Abstract

The mechanisms of healing following myocardial infarction are multifaceted. We tested the hypothesis that chronic, post‐ischemic, cardiac inflammation is regulated by CD4+ T cells through cytokine release and metabolism, and this leads to impaired cardiac function. For these studies, a mouse model of myocardial I/R (30 minutes/24 hours) was employed using wild type (WT) C57Bl/6J mice and CD4+ −/− mice. Based on several hemodynamic measures (EF, SW, dP/dtmax), the cardiac function of CD4+ −/− mice was impaired. Significant induction of monocyte chemotactic protein‐1 (1.9x; MCP‐1) and interferon gamma (3.4x; IFNγ) protein expression occurred following I/R in WT but was absent in CD4+ −/− (n=4; p<0.05). These observations suggested that CD4+ T cells play a pivotal role in the recruitment of innate immune responses following I/R. CD4+ −/− mice had increased cardiac TNFα (3x), ADAM10 (3x), ADAM17 (1.5x), and TLR‐2 (2.3x) mRNA expression relative to WT (n=5; p<0.05).
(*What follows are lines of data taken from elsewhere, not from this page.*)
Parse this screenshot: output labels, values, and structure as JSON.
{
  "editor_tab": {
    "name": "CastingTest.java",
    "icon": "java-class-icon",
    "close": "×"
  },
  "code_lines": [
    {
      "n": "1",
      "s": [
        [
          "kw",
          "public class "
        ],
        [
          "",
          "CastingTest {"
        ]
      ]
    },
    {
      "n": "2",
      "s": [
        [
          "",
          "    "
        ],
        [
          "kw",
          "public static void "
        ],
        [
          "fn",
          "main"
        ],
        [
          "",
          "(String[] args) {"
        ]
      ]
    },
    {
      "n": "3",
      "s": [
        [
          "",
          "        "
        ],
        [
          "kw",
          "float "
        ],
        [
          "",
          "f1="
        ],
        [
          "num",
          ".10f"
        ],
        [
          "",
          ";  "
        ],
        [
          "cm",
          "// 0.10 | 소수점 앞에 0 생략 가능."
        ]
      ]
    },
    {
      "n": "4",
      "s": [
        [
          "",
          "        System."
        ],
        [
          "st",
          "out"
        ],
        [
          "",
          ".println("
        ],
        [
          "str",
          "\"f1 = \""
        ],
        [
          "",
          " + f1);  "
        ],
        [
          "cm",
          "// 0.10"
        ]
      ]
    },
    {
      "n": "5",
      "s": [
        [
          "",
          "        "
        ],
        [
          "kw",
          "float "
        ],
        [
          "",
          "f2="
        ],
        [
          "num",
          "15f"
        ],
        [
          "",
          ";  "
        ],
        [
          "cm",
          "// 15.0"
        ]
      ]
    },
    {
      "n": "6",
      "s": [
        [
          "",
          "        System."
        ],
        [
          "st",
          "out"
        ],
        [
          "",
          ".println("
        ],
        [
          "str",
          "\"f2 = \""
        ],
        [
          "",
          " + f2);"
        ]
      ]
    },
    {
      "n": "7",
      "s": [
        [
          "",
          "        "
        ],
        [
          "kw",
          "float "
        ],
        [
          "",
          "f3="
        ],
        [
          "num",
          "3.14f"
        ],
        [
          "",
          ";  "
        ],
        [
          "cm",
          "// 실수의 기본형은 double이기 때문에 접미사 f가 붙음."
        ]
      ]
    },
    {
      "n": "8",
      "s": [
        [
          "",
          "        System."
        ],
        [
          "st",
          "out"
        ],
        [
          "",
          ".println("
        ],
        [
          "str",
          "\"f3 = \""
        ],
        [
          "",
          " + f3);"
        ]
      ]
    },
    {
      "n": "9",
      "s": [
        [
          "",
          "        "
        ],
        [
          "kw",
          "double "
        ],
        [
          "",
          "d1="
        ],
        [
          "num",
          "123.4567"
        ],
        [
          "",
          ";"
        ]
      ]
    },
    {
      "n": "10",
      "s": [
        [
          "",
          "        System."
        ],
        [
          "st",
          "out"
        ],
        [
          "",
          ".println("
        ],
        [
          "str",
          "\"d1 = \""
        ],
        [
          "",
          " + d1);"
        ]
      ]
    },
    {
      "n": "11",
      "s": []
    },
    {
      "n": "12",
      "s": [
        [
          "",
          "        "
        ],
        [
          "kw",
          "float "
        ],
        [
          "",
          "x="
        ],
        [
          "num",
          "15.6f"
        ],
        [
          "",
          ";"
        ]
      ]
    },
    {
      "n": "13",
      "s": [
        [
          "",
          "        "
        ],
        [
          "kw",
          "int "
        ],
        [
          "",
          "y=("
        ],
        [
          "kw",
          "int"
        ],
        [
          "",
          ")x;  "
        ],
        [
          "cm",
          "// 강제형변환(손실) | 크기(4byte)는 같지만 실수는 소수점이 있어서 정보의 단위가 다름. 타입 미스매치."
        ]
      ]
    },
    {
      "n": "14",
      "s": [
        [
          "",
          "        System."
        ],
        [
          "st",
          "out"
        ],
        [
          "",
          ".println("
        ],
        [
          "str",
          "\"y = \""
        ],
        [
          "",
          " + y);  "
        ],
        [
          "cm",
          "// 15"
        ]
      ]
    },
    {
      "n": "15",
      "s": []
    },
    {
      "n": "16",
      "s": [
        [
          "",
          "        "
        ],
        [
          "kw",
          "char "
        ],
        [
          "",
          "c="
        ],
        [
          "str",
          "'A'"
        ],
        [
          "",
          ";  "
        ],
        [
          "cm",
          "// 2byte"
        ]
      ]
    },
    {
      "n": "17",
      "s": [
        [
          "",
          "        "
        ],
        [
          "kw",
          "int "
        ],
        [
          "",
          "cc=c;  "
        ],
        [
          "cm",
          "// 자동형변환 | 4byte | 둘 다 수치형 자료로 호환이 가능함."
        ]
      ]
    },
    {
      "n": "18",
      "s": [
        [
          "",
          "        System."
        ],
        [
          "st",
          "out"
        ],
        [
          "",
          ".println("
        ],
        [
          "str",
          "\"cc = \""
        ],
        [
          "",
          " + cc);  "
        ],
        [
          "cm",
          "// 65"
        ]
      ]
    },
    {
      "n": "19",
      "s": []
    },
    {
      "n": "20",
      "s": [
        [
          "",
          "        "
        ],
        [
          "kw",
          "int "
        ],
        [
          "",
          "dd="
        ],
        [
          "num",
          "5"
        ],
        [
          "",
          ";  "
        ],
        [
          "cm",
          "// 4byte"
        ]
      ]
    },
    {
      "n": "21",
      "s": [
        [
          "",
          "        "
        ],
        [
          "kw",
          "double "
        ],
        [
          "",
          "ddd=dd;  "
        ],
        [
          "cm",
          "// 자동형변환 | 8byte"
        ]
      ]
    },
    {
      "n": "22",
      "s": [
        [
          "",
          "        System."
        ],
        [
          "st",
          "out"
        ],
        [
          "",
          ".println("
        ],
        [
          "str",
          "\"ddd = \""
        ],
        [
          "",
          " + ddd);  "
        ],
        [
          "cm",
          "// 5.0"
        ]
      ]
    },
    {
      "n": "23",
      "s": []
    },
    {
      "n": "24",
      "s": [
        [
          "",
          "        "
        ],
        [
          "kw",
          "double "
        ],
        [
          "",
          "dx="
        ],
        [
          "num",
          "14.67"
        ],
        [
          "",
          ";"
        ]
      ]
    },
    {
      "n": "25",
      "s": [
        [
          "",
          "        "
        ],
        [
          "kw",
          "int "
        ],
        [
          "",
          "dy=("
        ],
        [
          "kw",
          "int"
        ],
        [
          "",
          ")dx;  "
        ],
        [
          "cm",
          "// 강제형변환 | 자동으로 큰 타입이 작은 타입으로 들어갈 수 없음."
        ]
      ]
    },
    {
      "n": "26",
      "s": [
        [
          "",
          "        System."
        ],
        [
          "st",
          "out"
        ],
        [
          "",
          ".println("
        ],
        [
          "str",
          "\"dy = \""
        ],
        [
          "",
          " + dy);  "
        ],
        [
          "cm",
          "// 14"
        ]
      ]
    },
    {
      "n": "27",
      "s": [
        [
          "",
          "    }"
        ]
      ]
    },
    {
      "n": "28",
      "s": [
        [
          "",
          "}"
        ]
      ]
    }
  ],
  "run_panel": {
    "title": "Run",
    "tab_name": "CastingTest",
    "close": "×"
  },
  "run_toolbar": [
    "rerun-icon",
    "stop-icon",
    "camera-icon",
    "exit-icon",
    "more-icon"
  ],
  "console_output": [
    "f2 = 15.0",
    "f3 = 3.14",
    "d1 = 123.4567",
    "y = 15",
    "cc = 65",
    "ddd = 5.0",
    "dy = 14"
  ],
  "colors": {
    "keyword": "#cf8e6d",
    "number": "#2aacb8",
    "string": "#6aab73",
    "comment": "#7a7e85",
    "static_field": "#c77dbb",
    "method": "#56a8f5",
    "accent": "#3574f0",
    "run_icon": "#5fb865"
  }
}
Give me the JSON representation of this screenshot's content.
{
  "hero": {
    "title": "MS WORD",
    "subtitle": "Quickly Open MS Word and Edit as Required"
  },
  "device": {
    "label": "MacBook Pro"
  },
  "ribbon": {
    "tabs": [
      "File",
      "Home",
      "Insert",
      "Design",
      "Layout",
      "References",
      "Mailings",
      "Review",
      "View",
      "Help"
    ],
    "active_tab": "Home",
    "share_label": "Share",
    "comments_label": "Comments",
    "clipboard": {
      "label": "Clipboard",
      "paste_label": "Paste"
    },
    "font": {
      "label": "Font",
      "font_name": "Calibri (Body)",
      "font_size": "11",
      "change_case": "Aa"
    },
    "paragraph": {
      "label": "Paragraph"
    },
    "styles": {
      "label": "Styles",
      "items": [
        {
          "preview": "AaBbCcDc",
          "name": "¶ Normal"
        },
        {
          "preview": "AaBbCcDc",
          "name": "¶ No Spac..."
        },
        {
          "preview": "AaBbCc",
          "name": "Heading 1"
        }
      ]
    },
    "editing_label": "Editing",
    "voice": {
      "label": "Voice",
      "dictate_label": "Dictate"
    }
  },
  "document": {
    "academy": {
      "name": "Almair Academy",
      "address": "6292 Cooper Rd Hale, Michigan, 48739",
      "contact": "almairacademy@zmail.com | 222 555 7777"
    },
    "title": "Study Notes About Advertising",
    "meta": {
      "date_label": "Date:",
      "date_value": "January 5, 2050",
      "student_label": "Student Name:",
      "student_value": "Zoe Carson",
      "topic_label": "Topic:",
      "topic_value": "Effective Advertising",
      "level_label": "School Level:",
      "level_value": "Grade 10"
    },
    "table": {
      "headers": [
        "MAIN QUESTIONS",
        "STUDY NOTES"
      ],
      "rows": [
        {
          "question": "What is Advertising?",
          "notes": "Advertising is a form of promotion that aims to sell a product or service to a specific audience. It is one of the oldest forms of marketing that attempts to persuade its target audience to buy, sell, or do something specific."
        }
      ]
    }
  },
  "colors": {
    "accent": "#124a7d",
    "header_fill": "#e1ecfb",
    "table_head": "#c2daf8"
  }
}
Collectively, these results suggest that CD4+ T cells mediate cardiac dysfunction via TNFα metabolism and inflammatory cascades linked to MCP‐1, IFNγ, and TLR‐2. We propose that CD4+ T cells may bridge the innate immune response to the adaptive immune response in cardiac I/R. This may provide novel mechanistic strategies to target CD4+ T cells and treat chronic reperfusion injury syndromes. Supported by HL077566, HL085119, AHA SDG and AHA 10POST3870022.